Authorities say they have notified the family of a missing Everett man after a body was found in a black Jeep recovered late Friday off a logging road in a remote area of Linn County, Ore. Police say they are waiting to confirm if the body belongs to a man whose wife was slain in the couple's Washington home on Sept. 28.

Reports are that the vehicle is owned by David Jones Pedersen who is affectionately known to family and friends as Red. Pederson has been missing since September, the same month his wife Leslie Pedersen was found stabbed to death in their Everett  home.

Everett Police Sgt. Robert Goetz told The Seattle Times that officials are waiting for the results of an autopsy and positive identification before they determine whether the body belongs to David Jones Pederson. An autopsy is tentatively scheduled for Monday and it should shed light on how the man died, authorities said on Saturday.

Police arrested David Joseph Pedersen, 31, the missing man's son, in Yuba City on Wednesday in connection with his stepmother's killing. His 24-year-old girlfriend Holly Grigsby has also been implicated in what an Oregon county sheriff's captain has said is vicious, vile reign of terror, according to The Associated Press.

The Seattle Times also reported that the son has also been arrested in connection with the death of a 19-year-old Oregon man, as authorities found him and his girlfriend driving the 19-year-old's car when they were stopped by California police. Pedersen has reportedly served more than 13 years in prison for robbery and assaulting a police officer, according to The Seattle Times. They both are still in custody in California on weapons and auto-theft charges. They haven't been charged in the Oregon and Washington killings.

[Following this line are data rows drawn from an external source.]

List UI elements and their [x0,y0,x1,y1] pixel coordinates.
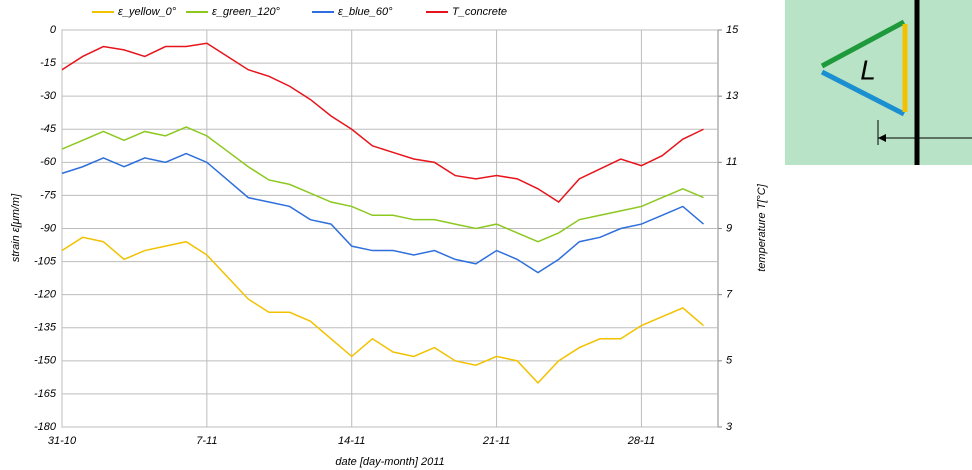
legend-label: T_concrete [452,6,507,18]
y-tick-label: -180 [34,421,57,433]
y-tick-label: -120 [34,289,57,301]
legend-label: ε_green_120° [212,6,281,18]
y-tick-label: -75 [40,189,57,201]
inset-label: L [860,54,876,85]
y2-tick-label: 15 [726,24,739,36]
y2-tick-label: 11 [726,156,737,168]
y2-tick-label: 7 [726,289,733,301]
y-tick-label: -135 [34,322,57,334]
x-tick-label: 28-11 [627,435,655,447]
x-axis-label: date [day-month] 2011 [335,456,444,468]
legend-label: ε_blue_60° [338,6,393,18]
x-tick-label: 21-11 [482,435,510,447]
y-tick-label: 0 [50,24,57,36]
x-tick-label: 7-11 [196,435,217,447]
inset-diagram: L [785,0,972,165]
y2-tick-label: 3 [726,421,733,433]
y2-tick-label: 5 [726,355,733,367]
chart: strain ε[μm/m] temperature T[°C] date [d… [0,0,972,470]
y-tick-label: -15 [40,57,57,69]
y-tick-label: -165 [34,388,57,400]
y2-tick-label: 9 [726,222,732,234]
y-tick-label: -45 [40,123,57,135]
y2-tick-label: 13 [726,90,739,102]
y-axis-label: strain ε[μm/m] [10,193,22,262]
legend-label: ε_yellow_0° [118,6,177,18]
x-tick-label: 31-10 [48,435,77,447]
y-tick-label: -105 [34,255,57,267]
series-line [62,43,704,202]
series-line [62,127,704,242]
y-tick-label: -90 [40,222,57,234]
y-tick-label: -30 [40,90,57,102]
y-tick-label: -60 [40,156,57,168]
x-tick-label: 14-11 [338,435,365,447]
y-tick-label: -150 [34,355,57,367]
y2-axis-label: temperature T[°C] [756,183,768,271]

That report also stated that three firearms were found in the car that belonged to Cody Myers. Myers was last seen leaving his Willamette Valley home to go to a jazz festival on the Oregon Coast the same weekend Leslie Pederson was found dead.

It was tip that led search-amd rescue workers to the remote forested mountains southeast of Salem, Ore. where they found the Jeep resting at the bottom of a steep embankment beneath the logging road. It was near a campground in the Cascade Range that's open only in the summer, according to The AP, which also said the difficult terrain caused rescue workers to struggle to recover the body.

It took some time to come up with a plan to bring the vehicle up to a place where investigators could safely see inside, Everett Police Sgt. Robert Goetz told The AP. Police are still unsure if the body was injured before the Jeep went over the embankment.